En cuanto a la tasa bruta de mortalidad (proporción de personas que fallecen con respecto al total de la población en un período de tiempo determinado), la información oficial disponible reporta para el período 1877-1948 un valor promedio de 28.1 muertes por cada mil habitantes, con algunos picos en 1880, 1903, 1915-1918, 1926, 1934-1935 y 1942-1943, asociados a una diversidad de pandemias que azotaron al país en esos años. Su valor, sin embargo, se redujo drásticamente a un promedio de 14 por mil durante el período de vigencia del modelo de industrialización por sustitución de importaciones (1948-1979). Luego, continuó disminuyendo de manera paulatina, alcanzando valores promedio de 9.2 por mil durante la guerra civil (1979-1990) y a 7 por mil desde 1990 a la fecha.

En el caso de la tasa de mortalidad infantil (número de defunciones de niños menores de un año por cada 1000 nacidos vivos en un año), su valor promedio durante el período 1911-1948 fue de 160; luego, entre 1950 y 1979, mostró una tendencia clara hacia la reducción, registrando un valor promedio de 111.4 por mil. Dicha tendencia continúo en los períodos siguientes, alcanzando valores promedio de 61.8 por mil entre 1979 y 1990, 33.4 por mil entre 1990 y 2004 y 15.9 entre 2004 y 2019.

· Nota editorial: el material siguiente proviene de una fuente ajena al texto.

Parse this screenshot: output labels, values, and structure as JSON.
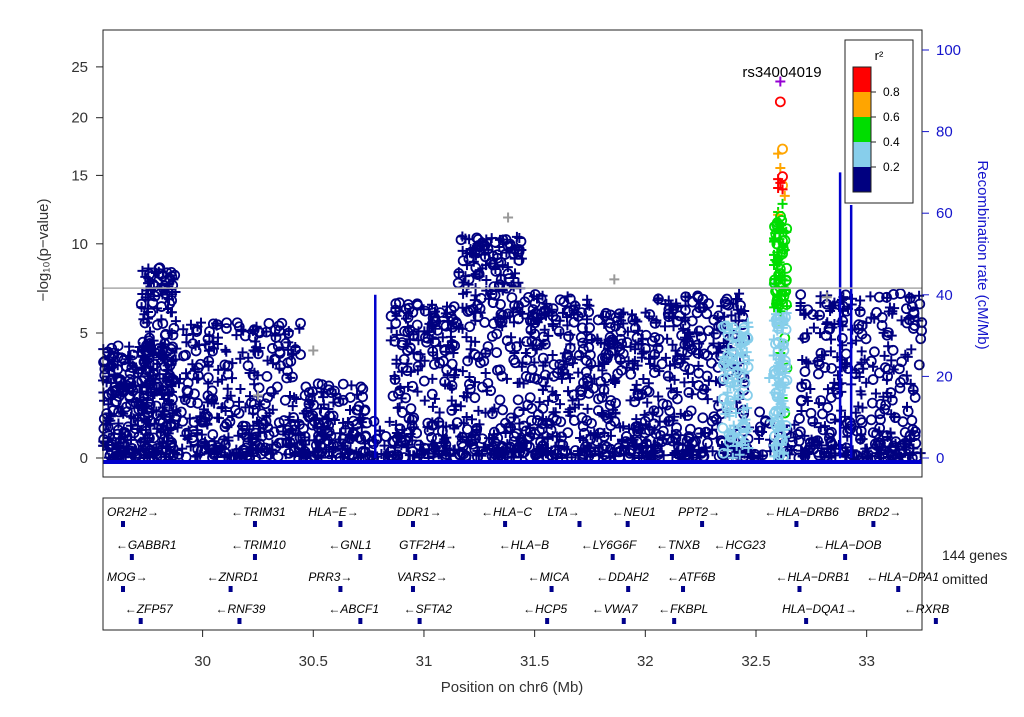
{
  "chart_data": {
    "type": "scatter",
    "title": "",
    "top_snp": "rs34004019",
    "xlabel": "Position on chr6 (Mb)",
    "ylabel_left": "−log₁₀(p−value)",
    "ylabel_right": "Recombination rate (cM/Mb)",
    "xlim": [
      29.55,
      33.25
    ],
    "x_ticks": [
      "30",
      "30.5",
      "31",
      "31.5",
      "32",
      "32.5",
      "33"
    ],
    "x_tick_values": [
      30,
      30.5,
      31,
      31.5,
      32,
      32.5,
      33
    ],
    "y_ticks": [
      "0",
      "5",
      "10",
      "15",
      "20",
      "25"
    ],
    "y_tick_values": [
      0,
      5,
      10,
      15,
      20,
      25
    ],
    "y_right_ticks": [
      "0",
      "20",
      "40",
      "60",
      "80",
      "100"
    ],
    "y_right_tick_values": [
      0,
      20,
      40,
      60,
      80,
      100
    ],
    "significance_line": 7.3,
    "legend": {
      "title": "r²",
      "placement": "top-right",
      "ticks": [
        "0.8",
        "0.6",
        "0.4",
        "0.2"
      ],
      "bins": [
        {
          "color": "#ff0000",
          "range": [
            0.8,
            1.0
          ]
        },
        {
          "color": "#ffa500",
          "range": [
            0.6,
            0.8
          ]
        },
        {
          "color": "#00dd00",
          "range": [
            0.4,
            0.6
          ]
        },
        {
          "color": "#87ceeb",
          "range": [
            0.2,
            0.4
          ]
        },
        {
          "color": "#000080",
          "range": [
            0.0,
            0.2
          ]
        }
      ]
    },
    "colors": {
      "low_ld": "#000080",
      "no_ld": "#999999",
      "recomb": "#0000cc",
      "axis_right": "#1515cc",
      "top": "#9400d3"
    },
    "clusters": [
      {
        "x": [
          29.55,
          29.9
        ],
        "ymax": 4.5,
        "n": 240
      },
      {
        "x": [
          29.72,
          29.88
        ],
        "ymax": 8.5,
        "n": 140
      },
      {
        "x": [
          29.9,
          30.45
        ],
        "ymax": 5.5,
        "n": 220
      },
      {
        "x": [
          30.45,
          30.75
        ],
        "ymax": 3.0,
        "n": 100
      },
      {
        "x": [
          30.85,
          31.15
        ],
        "ymax": 6.5,
        "n": 180
      },
      {
        "x": [
          31.15,
          31.45
        ],
        "ymax": 10.5,
        "n": 220
      },
      {
        "x": [
          31.45,
          31.75
        ],
        "ymax": 7.0,
        "n": 180
      },
      {
        "x": [
          31.75,
          32.05
        ],
        "ymax": 6.0,
        "n": 160
      },
      {
        "x": [
          32.05,
          32.45
        ],
        "ymax": 7.0,
        "n": 200
      },
      {
        "x": [
          32.7,
          33.25
        ],
        "ymax": 7.0,
        "n": 240
      }
    ],
    "light_blue_points": [
      [
        32.36,
        3.5
      ],
      [
        32.38,
        5.0
      ],
      [
        32.4,
        4.2
      ],
      [
        32.42,
        2.5
      ],
      [
        32.44,
        1.5
      ],
      [
        32.45,
        3.0
      ],
      [
        32.37,
        2.2
      ],
      [
        32.41,
        1.8
      ],
      [
        32.43,
        4.6
      ],
      [
        32.39,
        3.8
      ],
      [
        32.46,
        2.0
      ],
      [
        32.35,
        1.2
      ],
      [
        32.56,
        3.2
      ],
      [
        32.58,
        4.1
      ],
      [
        32.59,
        2.6
      ],
      [
        32.6,
        1.1
      ],
      [
        32.61,
        3.6
      ],
      [
        32.62,
        4.5
      ],
      [
        32.63,
        2.0
      ],
      [
        32.57,
        1.5
      ],
      [
        32.6,
        11.0
      ],
      [
        32.58,
        7.5
      ],
      [
        32.6,
        6.2
      ],
      [
        32.62,
        0.7
      ]
    ],
    "green_points": [
      [
        32.6,
        11.5
      ],
      [
        32.61,
        10.8
      ],
      [
        32.62,
        10.2
      ],
      [
        32.63,
        9.6
      ],
      [
        32.6,
        9.0
      ],
      [
        32.61,
        8.4
      ],
      [
        32.62,
        7.8
      ],
      [
        32.63,
        7.2
      ],
      [
        32.6,
        6.6
      ],
      [
        32.61,
        6.0
      ],
      [
        32.62,
        5.4
      ],
      [
        32.63,
        4.8
      ],
      [
        32.61,
        4.2
      ],
      [
        32.62,
        2.4
      ],
      [
        32.63,
        1.8
      ],
      [
        32.6,
        12.2
      ],
      [
        32.62,
        12.8
      ],
      [
        32.64,
        3.6
      ]
    ],
    "orange_points": [
      [
        32.6,
        16.8
      ],
      [
        32.61,
        15.6
      ],
      [
        32.62,
        14.2
      ],
      [
        32.63,
        13.4
      ],
      [
        32.6,
        12.0
      ],
      [
        32.62,
        17.2
      ]
    ],
    "red_points": [
      [
        32.6,
        14.7
      ],
      [
        32.61,
        14.4
      ],
      [
        32.62,
        14.9
      ],
      [
        32.6,
        14.0
      ],
      [
        32.62,
        13.9
      ],
      [
        32.61,
        21.5
      ]
    ],
    "top_point": [
      32.61,
      23.5
    ],
    "recomb_spikes": [
      {
        "x": 30.78,
        "rate": 40
      },
      {
        "x": 32.88,
        "rate": 70
      },
      {
        "x": 32.93,
        "rate": 62
      }
    ]
  },
  "genes": {
    "omitted_line1": "144 genes",
    "omitted_line2": "omitted",
    "rows": [
      [
        {
          "name": "OR2H2",
          "dir": "+",
          "x": 29.55
        },
        {
          "name": "TRIM31",
          "dir": "-",
          "x": 30.11
        },
        {
          "name": "HLA−E",
          "dir": "+",
          "x": 30.46
        },
        {
          "name": "DDR1",
          "dir": "+",
          "x": 30.86
        },
        {
          "name": "HLA−C",
          "dir": "-",
          "x": 31.24
        },
        {
          "name": "LTA",
          "dir": "+",
          "x": 31.54
        },
        {
          "name": "NEU1",
          "dir": "-",
          "x": 31.83
        },
        {
          "name": "PPT2",
          "dir": "+",
          "x": 32.13
        },
        {
          "name": "HLA−DRB6",
          "dir": "-",
          "x": 32.52
        },
        {
          "name": "BRD2",
          "dir": "+",
          "x": 32.94
        }
      ],
      [
        {
          "name": "GABBR1",
          "dir": "-",
          "x": 29.59
        },
        {
          "name": "TRIM10",
          "dir": "-",
          "x": 30.11
        },
        {
          "name": "GNL1",
          "dir": "-",
          "x": 30.55
        },
        {
          "name": "GTF2H4",
          "dir": "+",
          "x": 30.87
        },
        {
          "name": "HLA−B",
          "dir": "-",
          "x": 31.32
        },
        {
          "name": "LY6G6F",
          "dir": "-",
          "x": 31.69
        },
        {
          "name": "TNXB",
          "dir": "-",
          "x": 32.03
        },
        {
          "name": "HCG23",
          "dir": "-",
          "x": 32.29
        },
        {
          "name": "HLA−DOB",
          "dir": "-",
          "x": 32.74
        }
      ],
      [
        {
          "name": "MOG",
          "dir": "+",
          "x": 29.55
        },
        {
          "name": "ZNRD1",
          "dir": "-",
          "x": 30.0
        },
        {
          "name": "PRR3",
          "dir": "+",
          "x": 30.46
        },
        {
          "name": "VARS2",
          "dir": "+",
          "x": 30.86
        },
        {
          "name": "MICA",
          "dir": "-",
          "x": 31.45
        },
        {
          "name": "DDAH2",
          "dir": "-",
          "x": 31.76
        },
        {
          "name": "ATF6B",
          "dir": "-",
          "x": 32.08
        },
        {
          "name": "HLA−DRB1",
          "dir": "-",
          "x": 32.57
        },
        {
          "name": "HLA−DPA1",
          "dir": "-",
          "x": 32.98
        }
      ],
      [
        {
          "name": "ZFP57",
          "dir": "-",
          "x": 29.63
        },
        {
          "name": "RNF39",
          "dir": "-",
          "x": 30.04
        },
        {
          "name": "ABCF1",
          "dir": "-",
          "x": 30.55
        },
        {
          "name": "SFTA2",
          "dir": "-",
          "x": 30.89
        },
        {
          "name": "HCP5",
          "dir": "-",
          "x": 31.43
        },
        {
          "name": "VWA7",
          "dir": "-",
          "x": 31.74
        },
        {
          "name": "FKBPL",
          "dir": "-",
          "x": 32.04
        },
        {
          "name": "HLA−DQA1",
          "dir": "+",
          "x": 32.6
        },
        {
          "name": "RXRB",
          "dir": "-",
          "x": 33.15
        }
      ]
    ]
  }
}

Finalmente, en cuanto a la esperanza de vida al nacer (número de años que, en promedio, esperaría vivir una persona si durante toda su vida estuviera sujeta a las condiciones de mortalidad por edad observadas en un país durante un período determinado), la información recolectada evidencia la escasa que durante la mayor parte de los dos siglos de vida independiente se ha asignado a las personas. Entre 1821 y 1930, por ejemplo, la esperanza de vida se mantuvo por debajo de los 30 años; luego, aumentó a 36 años en 1940, y después, a 44 años en 1950. Durante la vigencia del modelo de industrialización por sustitución de importaciones este indicador continuó mejorando, a tal punto que, en el quinquenio 1975-1980, su valor fue de 57.2 años. Curiosamente durante la década de los noventa también mejoró, registrando un valor de 63.1 años en el quinquenio 1985-1990; más adelante, en el quinquenio 2000-2005, había aumentado a 70.1 años; y finalmente, en el quinquenio 2015 a 2020, a 73.1 años.

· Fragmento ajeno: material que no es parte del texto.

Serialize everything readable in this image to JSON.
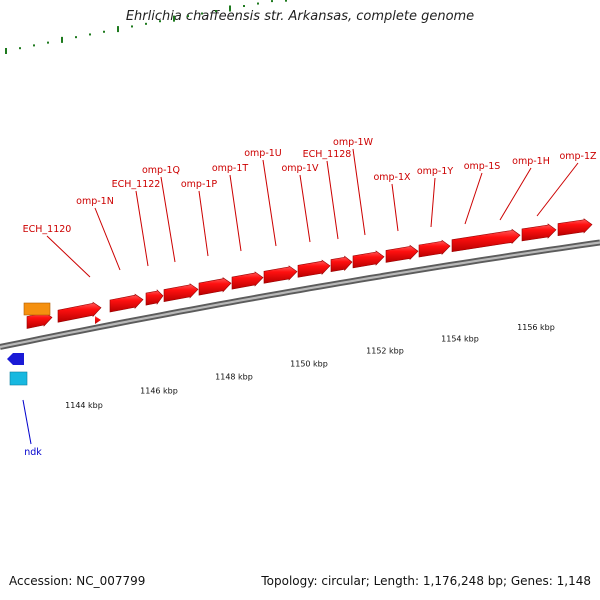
{
  "title": "Ehrlichia chaffeensis str. Arkansas, complete genome",
  "footer": {
    "accession": "Accession: NC_007799",
    "summary": "Topology: circular; Length: 1,176,248 bp; Genes: 1,148"
  },
  "colors": {
    "gene_forward": "#e8000b",
    "label_forward": "#cc0000",
    "label_reverse": "#0000cc",
    "tick": "#1e7a1e",
    "backbone": "#888888",
    "orange_feature": "#f5900f",
    "blue_gene": "#1a1ad6",
    "cyan_gene": "#17b8e0"
  },
  "genes": [
    {
      "name": "ECH_1120"
    },
    {
      "name": "omp-1N"
    },
    {
      "name": "ECH_1122"
    },
    {
      "name": "omp-1Q"
    },
    {
      "name": "omp-1P"
    },
    {
      "name": "omp-1T"
    },
    {
      "name": "omp-1U"
    },
    {
      "name": "omp-1V"
    },
    {
      "name": "ECH_1128"
    },
    {
      "name": "omp-1W"
    },
    {
      "name": "omp-1X"
    },
    {
      "name": "omp-1Y"
    },
    {
      "name": "omp-1S"
    },
    {
      "name": "omp-1H"
    },
    {
      "name": "omp-1Z"
    }
  ],
  "reverse_genes": [
    {
      "name": "ndk"
    }
  ],
  "scale_labels": [
    "1144 kbp",
    "1146 kbp",
    "1148 kbp",
    "1150 kbp",
    "1152 kbp",
    "1154 kbp",
    "1156 kbp"
  ]
}
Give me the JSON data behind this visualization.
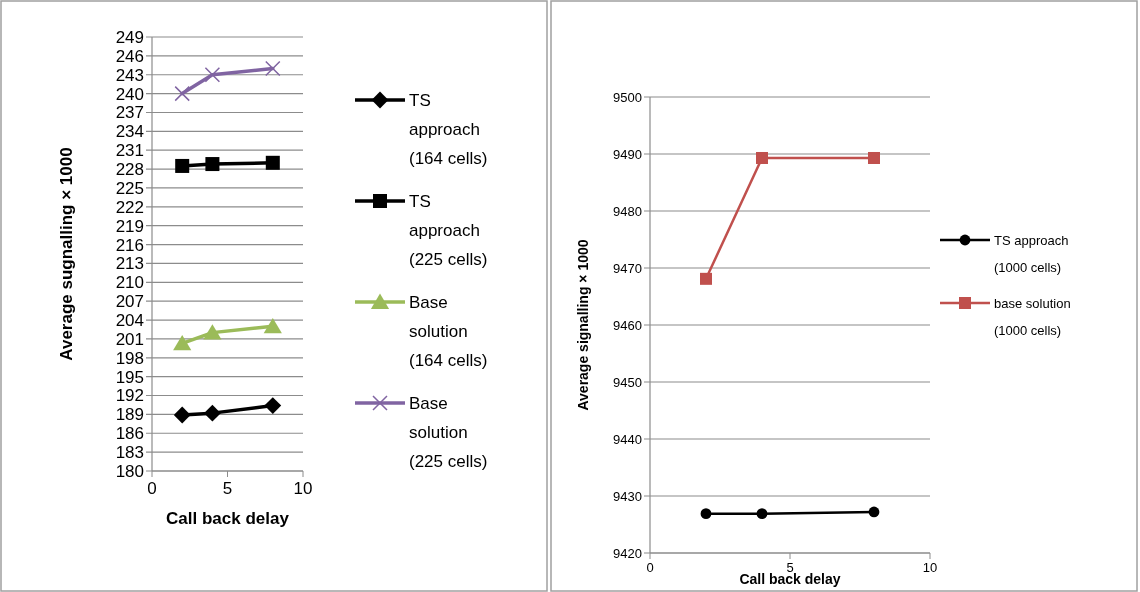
{
  "chart_data": [
    {
      "type": "line",
      "xlabel": "Call back delay",
      "ylabel": "Average sugnalling × 1000",
      "xlim": [
        0,
        10
      ],
      "xticks": [
        0,
        5,
        10
      ],
      "ylim": [
        180,
        249
      ],
      "yticks": [
        180,
        183,
        186,
        189,
        192,
        195,
        198,
        201,
        204,
        207,
        210,
        213,
        216,
        219,
        222,
        225,
        228,
        231,
        234,
        237,
        240,
        243,
        246,
        249
      ],
      "grid": "y",
      "legend": "right",
      "series": [
        {
          "name": "TS approach (164 cells)",
          "color": "#000000",
          "marker": "diamond",
          "x": [
            2,
            4,
            8
          ],
          "values": [
            188.9,
            189.2,
            190.4
          ]
        },
        {
          "name": "TS approach (225 cells)",
          "color": "#000000",
          "marker": "square",
          "x": [
            2,
            4,
            8
          ],
          "values": [
            228.5,
            228.8,
            229.0
          ]
        },
        {
          "name": "Base solution (164 cells)",
          "color": "#9bbb59",
          "marker": "triangle",
          "x": [
            2,
            4,
            8
          ],
          "values": [
            200.3,
            202.0,
            203.0
          ]
        },
        {
          "name": "Base solution (225 cells)",
          "color": "#8064a2",
          "marker": "cross",
          "x": [
            2,
            4,
            8
          ],
          "values": [
            240.0,
            243.0,
            244.0
          ]
        }
      ]
    },
    {
      "type": "line",
      "xlabel": "Call back delay",
      "ylabel": "Average signalling × 1000",
      "xlim": [
        0,
        10
      ],
      "xticks": [
        0,
        5,
        10
      ],
      "ylim": [
        9420,
        9500
      ],
      "yticks": [
        9420,
        9430,
        9440,
        9450,
        9460,
        9470,
        9480,
        9490,
        9500
      ],
      "grid": "y",
      "legend": "right",
      "series": [
        {
          "name": "TS approach (1000 cells)",
          "color": "#000000",
          "marker": "circle",
          "x": [
            2,
            4,
            8
          ],
          "values": [
            9426.9,
            9426.9,
            9427.2
          ]
        },
        {
          "name": "base solution (1000 cells)",
          "color": "#c0504d",
          "marker": "square",
          "x": [
            2,
            4,
            8
          ],
          "values": [
            9468.1,
            9489.3,
            9489.3
          ]
        }
      ]
    }
  ]
}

Las fuertes reducciones experimentadas en la tasa bruta de mortalidad y en la tasa de mortalidad infantil, así como el aumento en la esperanza de vida al nacer, registradas a partir de los años 1940 fueron, en gran medida, el resultado de la extensión al país de los progresos experimentados en la medicina a través de las vacunas y del mejor tratamiento contra ciertas enfermedades. Empero, como lo veremos con más detalle en un próximo artículo, también tuvieron una fuerte incidencia los avances en la salud pública y la educación derivados del aumento progresivo que, hasta los años 1970, experimentaron los porcentajes del gasto público destinados a salud y educación.